The first international flight since the withdrawal of U.S. troops from Afghanistan takes off from the international airport in Kabul, Afghanistan, September 9, 2021. WANA
Sept 10 (Reuters) – The first international commercial flight under Afghanistan’s new Taliban interim government departed Kabul on Thursday carrying more than 100 foreigners, including some U.S. citizens left behind after last month’s chaotic Western airlift.
The flight marked an important step in the Taliban’s efforts to create a functioning state after they seized power last month, although there were growing reports of violence against women, foreigners and journalists at the hands of the Islamists.
U.N. Special Envoy on Afghanistan Deborah Lyons told the Security Council that nongovernmental organisations supporting women were being targeted, women’s freedoms had been restricted and the United Nations’ Afghan staff were being harassed and intimidated.
“The U.N. cannot conduct its work – work that is so essential to the Afghan people – if its personnel are subjected to intimidation, fear for their lives, and cannot move freely,” Lyons told the Security Council.
An internal U.N. security document seen by Reuters on Aug. 25 described dozens of incidents including veiled threats, the looting of U.N. offices and physical abuse of staff since Aug. 10, five days before the Taliban swept to power.
Senior U.S. diplomat Jeffrey DeLaurentis told the Security Council the United States was “outraged at reports that members of the Taliban have engaged in reprisals against U.N. staff throughout the country. This is simply unacceptable.”
The harassment of U.N staff came as the country was in danger of “a total breakdown of the economy and social order” without an infusion of money, Lyons said.
She also said there were rising reports of the Taliban imposing curbs on women similar to those when they ruled from 1996 to 2001, despite a promise by leaders to respect women’s rights in accordance with sharia, or Islamic law.
About 113 people were aboard the flight from Kabul to Doha operated by state-owned Qatar Airways, officials said. The passengers included U.S., Canadian, Ukrainian, German and British citizens, a source with knowledge of the matter said.
Ten U.S. citizens and 11 permanent residents were on the flight, U.S. State Department spokesperson Ned Price said on Twitter, out of “the 39 we invited.”

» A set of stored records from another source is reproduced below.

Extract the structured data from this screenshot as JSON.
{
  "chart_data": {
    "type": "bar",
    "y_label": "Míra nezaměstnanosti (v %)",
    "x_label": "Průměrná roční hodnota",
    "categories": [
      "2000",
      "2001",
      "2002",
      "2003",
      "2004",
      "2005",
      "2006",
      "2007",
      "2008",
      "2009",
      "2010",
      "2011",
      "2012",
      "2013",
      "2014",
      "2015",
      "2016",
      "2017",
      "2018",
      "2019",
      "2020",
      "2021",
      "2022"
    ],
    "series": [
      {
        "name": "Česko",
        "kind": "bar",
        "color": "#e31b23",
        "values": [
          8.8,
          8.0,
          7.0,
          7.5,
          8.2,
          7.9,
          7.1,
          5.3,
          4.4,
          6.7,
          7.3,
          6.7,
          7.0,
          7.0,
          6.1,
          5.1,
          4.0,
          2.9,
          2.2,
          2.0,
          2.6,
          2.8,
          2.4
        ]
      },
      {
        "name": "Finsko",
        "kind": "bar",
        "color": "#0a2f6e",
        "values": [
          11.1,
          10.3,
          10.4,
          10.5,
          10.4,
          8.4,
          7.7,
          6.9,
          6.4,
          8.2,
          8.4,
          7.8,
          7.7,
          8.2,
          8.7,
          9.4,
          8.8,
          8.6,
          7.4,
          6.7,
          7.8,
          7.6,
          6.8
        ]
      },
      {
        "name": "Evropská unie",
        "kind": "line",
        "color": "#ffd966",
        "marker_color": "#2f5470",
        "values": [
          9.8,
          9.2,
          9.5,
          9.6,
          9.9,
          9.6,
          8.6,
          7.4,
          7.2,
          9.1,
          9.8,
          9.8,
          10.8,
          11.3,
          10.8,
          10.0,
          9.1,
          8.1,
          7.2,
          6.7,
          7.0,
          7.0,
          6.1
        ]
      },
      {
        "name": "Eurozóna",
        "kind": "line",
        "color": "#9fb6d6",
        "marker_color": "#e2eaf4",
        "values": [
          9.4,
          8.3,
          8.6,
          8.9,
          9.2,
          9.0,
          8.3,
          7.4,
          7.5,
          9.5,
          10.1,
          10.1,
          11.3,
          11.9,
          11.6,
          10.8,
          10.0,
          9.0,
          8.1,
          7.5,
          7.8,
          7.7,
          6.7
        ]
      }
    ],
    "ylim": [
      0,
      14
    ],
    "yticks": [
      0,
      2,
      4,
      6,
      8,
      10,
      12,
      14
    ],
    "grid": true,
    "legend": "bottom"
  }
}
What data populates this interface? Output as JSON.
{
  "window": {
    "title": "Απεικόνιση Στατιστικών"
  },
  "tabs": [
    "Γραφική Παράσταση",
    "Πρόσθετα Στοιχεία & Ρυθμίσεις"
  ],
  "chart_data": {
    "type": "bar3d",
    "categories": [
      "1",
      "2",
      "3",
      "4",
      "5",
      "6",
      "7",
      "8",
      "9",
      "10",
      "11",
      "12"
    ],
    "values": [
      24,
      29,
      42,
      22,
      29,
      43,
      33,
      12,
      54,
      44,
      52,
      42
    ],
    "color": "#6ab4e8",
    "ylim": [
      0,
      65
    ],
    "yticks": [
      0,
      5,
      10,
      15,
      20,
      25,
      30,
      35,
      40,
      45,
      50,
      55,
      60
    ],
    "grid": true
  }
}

Qatar and Turkey have helped the Taliban reopen the airport and a source said the passengers were transported in a Qatari convoy after safe passage was agreed with the Taliban. In Doha, they will initially stay in a compound hosting Afghan and other evacuees.
International flights have flown in and out with officials, technicians and aid in recent days, but this was the first such civilian flight since the hectic evacuation of 124,000 foreigners and at-risk Afghans that followed the collapse of the U.S.-backed government.
“Hopefully, life is becoming normal in Afghanistan,” Qatari special envoy Mutlaq bin Majed al-Qahtani said from the tarmac, quoted by Al Jazeera.
There would also be a flight on Friday, he said.
The departure of foreigners from Kabul airport will mean little to Afghans still barred from leaving the country and fearful for the future under the Taliban’s radical interpretation of Islamic law.
The previous Taliban government was ousted by a U.S.-led invasion following the Sept. 11, 2001, attacks on the United States masterminded by al Qaeda leaders based in Afghanistan.
The Taliban’s all-male interim government announced this week includes hardline members of that administration as well as militants wanted in the United States on terrorism charges, raising doubts it will receive recognition by the West.
The United States and its allies view Afghan assets overseas as a key lever to pressure the Taliban. U.S. President Joe Biden’s administration has no plans to release billions in Afghan gold, investments and foreign currency reserves that it has frozen.
The United Nations warned that the freezing overseas of some $10 billion in Afghan assets – to keep it out of Taliban hands – would cause “a severe economic downturn” and could push millions more Afghans into poverty and hunger.
“The economy must be allowed to breathe for a few more months, giving the Taliban a chance to demonstrate flexibility and a genuine will to do things differently this time, notably from a human rights, gender and counterterrorism perspective,” Lyons told the Security Council.
A newspaper editor said two of his journalists were beaten in police custody this week after covering the women’s protest in Kabul where they were detained by the Taliban.
Zaki Daryabi, founder and editor-in-chief of the Etilaat Roz newspaper, shared images on social media of two male reporters, one with large, red welts across his lower back and legs and the other with similar marks on his shoulder and arm.
Both men’s faces were also bruised and cut in the pictures, which were verified by Reuters.